Governor Jerry Brown (D) made the announcement Wednesday at the Phillips snow course, near Sierra-at-Tahoe ski resort, during the state’s annual snow survey, where state officials measure the snowpack in the Sierra Nevada mountain range. Early data shows the snowpack in the range is lower than any year since 1950, and it was the first time in 75 years there was no snow at the Phillips location, which averages more than 66 inches on April 1, KTLA reported.

“Today we are standing on dry grass where there should be five feet of snow. This historic drought demands unprecedented action,” Brown said. “Therefore, I'm issuing an executive order mandating substantial water reductions across our state. As Californians, we must pull together and save water in every way possible.”

Brown signed the executive order, mandating cities and towns to reduce water usage by 25 percent over the next nine months to save approximately 1.5 million acre-feet of water “or nearly as much as is currently in Lake Oroville,” the statement said.

The order also allows California to replace 50 million square feet of lawns throughout the state with drought tolerant landscaping in partnership with local governments; direct the creation of a temporary, statewide consumer rebate program to replace old appliances with more water and energy efficient models; require campuses, golf courses, cemeteries and other large landscapes to make significant cuts in water use; and prohibit new homes and developments from irrigating with potable water unless water-efficient drip irrigation systems are used, and ban watering of ornamental grass on public street medians.

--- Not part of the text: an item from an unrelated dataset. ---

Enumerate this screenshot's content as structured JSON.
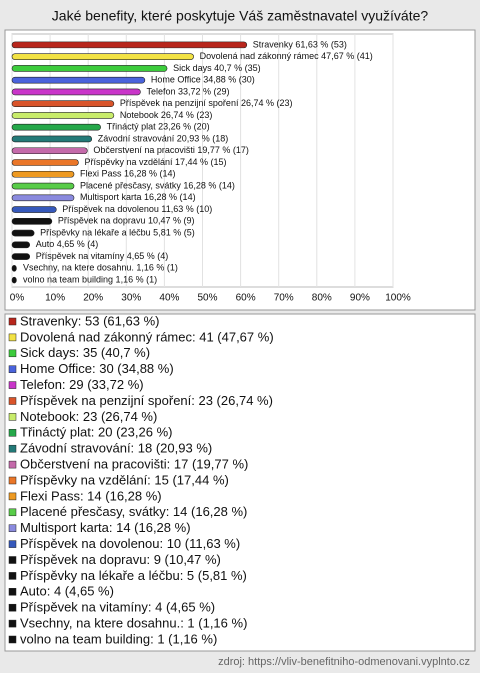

READ MORE: Only 1 year of water left in California, NASA scientist suggests rationing

The state is asking local water agencies to implement conservation pricing as a way to discourage water waste,

California will also increase its enforcement against illegal diversions and waste and unreasonable use of water by requiring agricultural water users to report more water use information to state regulators. Standards for Agricultural Water Management Plans submitted by large agricultural water districts will be strengthened, while small agricultural water districts will have to develop similar plans.

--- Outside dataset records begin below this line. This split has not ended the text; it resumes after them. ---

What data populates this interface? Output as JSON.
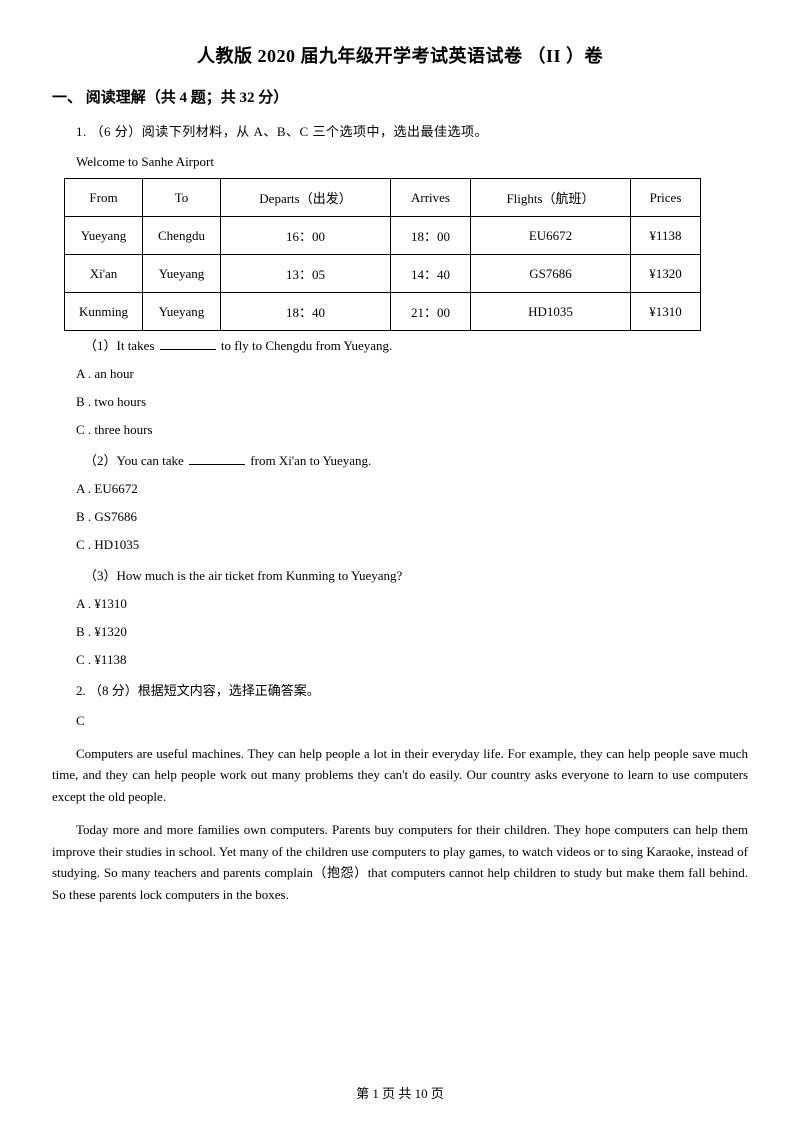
{
  "title": "人教版 2020 届九年级开学考试英语试卷  （II ）卷",
  "section": "一、 阅读理解（共 4 题；共 32 分）",
  "q1": {
    "intro": "1. （6 分）阅读下列材料，从 A、B、C 三个选项中，选出最佳选项。",
    "welcome": "Welcome to Sanhe Airport",
    "headers": [
      "From",
      "To",
      "Departs（出发）",
      "Arrives",
      "Flights（航班）",
      "Prices"
    ],
    "rows": [
      [
        "Yueyang",
        "Chengdu",
        "16：00",
        "18：00",
        "EU6672",
        "¥1138"
      ],
      [
        "Xi'an",
        "Yueyang",
        "13：05",
        "14：40",
        "GS7686",
        "¥1320"
      ],
      [
        "Kunming",
        "Yueyang",
        "18：40",
        "21：00",
        "HD1035",
        "¥1310"
      ]
    ],
    "sub1": {
      "pre": "（1）It takes ",
      "post": " to fly to Chengdu from Yueyang.",
      "a": "A . an hour",
      "b": "B . two hours",
      "c": "C . three hours"
    },
    "sub2": {
      "pre": "（2）You can take ",
      "post": " from Xi'an to Yueyang.",
      "a": "A . EU6672",
      "b": "B . GS7686",
      "c": "C . HD1035"
    },
    "sub3": {
      "text": "（3）How much is the air ticket from Kunming to Yueyang?",
      "a": "A . ¥1310",
      "b": "B . ¥1320",
      "c": "C . ¥1138"
    }
  },
  "q2": {
    "intro": "2. （8 分）根据短文内容，选择正确答案。",
    "letter": "C",
    "p1": "Computers are useful machines. They can help people a lot in their everyday life. For example, they can help people save much time, and they can help people work out many problems they can't do easily. Our country asks everyone to learn to use computers except the old people.",
    "p2": "Today more and more families own computers. Parents buy computers for their children. They hope computers can help them improve their studies in school. Yet many of the children use computers to play games, to watch videos or to sing Karaoke, instead of studying. So many teachers and parents complain（抱怨）that computers cannot help children to study but make them fall behind. So these parents lock computers in the boxes."
  },
  "footer": "第 1 页 共 10 页"
}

“These plans will help ensure that agricultural communities are prepared in case the drought extends into 2016,” the statement said.

Brown had already called on business, farms and residents in the state to cut water use by 20 percent.

Similar measures were considered during California's 1970s drought but were never implemented, according to the governor's office.

The timing and location of Brown’s announcement is significant because snowpack accounts for about 30 percent of California’s water supply as it melts. April 1 is considered to be the peak snowpack date, but some locations in the Sierra Nevada are at two percent of what would be considered normal levels, while others are already snow-free.

“We’re not only setting a new low, we’re completely obliterating the previous record,” David Rizzardo, chief of snow surveys and water supply forecasting, said in a conference call with reporters.

The previous record was in 1977, when the state’s population was half as big as it is now, Tom Painter, the principal investigator for NASA's Airborne Snow Observatory told the Verge.

Frank Gehrke, chief of snow surveys with the California Department of Water Resources (CDWR), told NBC News that the lack of record-low snowpack doesn’t just affect skiers this winter.

It “has very severe ramifications for what's going to flow into the reservoirs come next spring and summer,” Gehrke said.

On top of the lack of snowpack, the lack of water within it is of concern as well. Electronic readings on Wednesday at about 100 stations across the range showed that the water content of the snow was only about five percent of the state average for April 1, the Los Angeles Times reported.

Wednesday was the first time since 1950 ‒ when record-keeping began ‒ that the amount of water in the snow has dipped lower than 25 percent of the historical average for April 1.

“It does leave questions about where the water will come from,” said CDWR spokesman Doug Carlson, according to the LA Times. “Will there be enough of it? It will probably have to come from groundwater again … and that brings in a whole other set of problems and complications since the groundwater seems to be over-tapped.”

Over-tapped groundwater may lead to an under-tapped California industry other than agriculture: Brewers in the state worry that a lack of water could change the taste of beer brewed in the state, RT’s Lindsay France reported.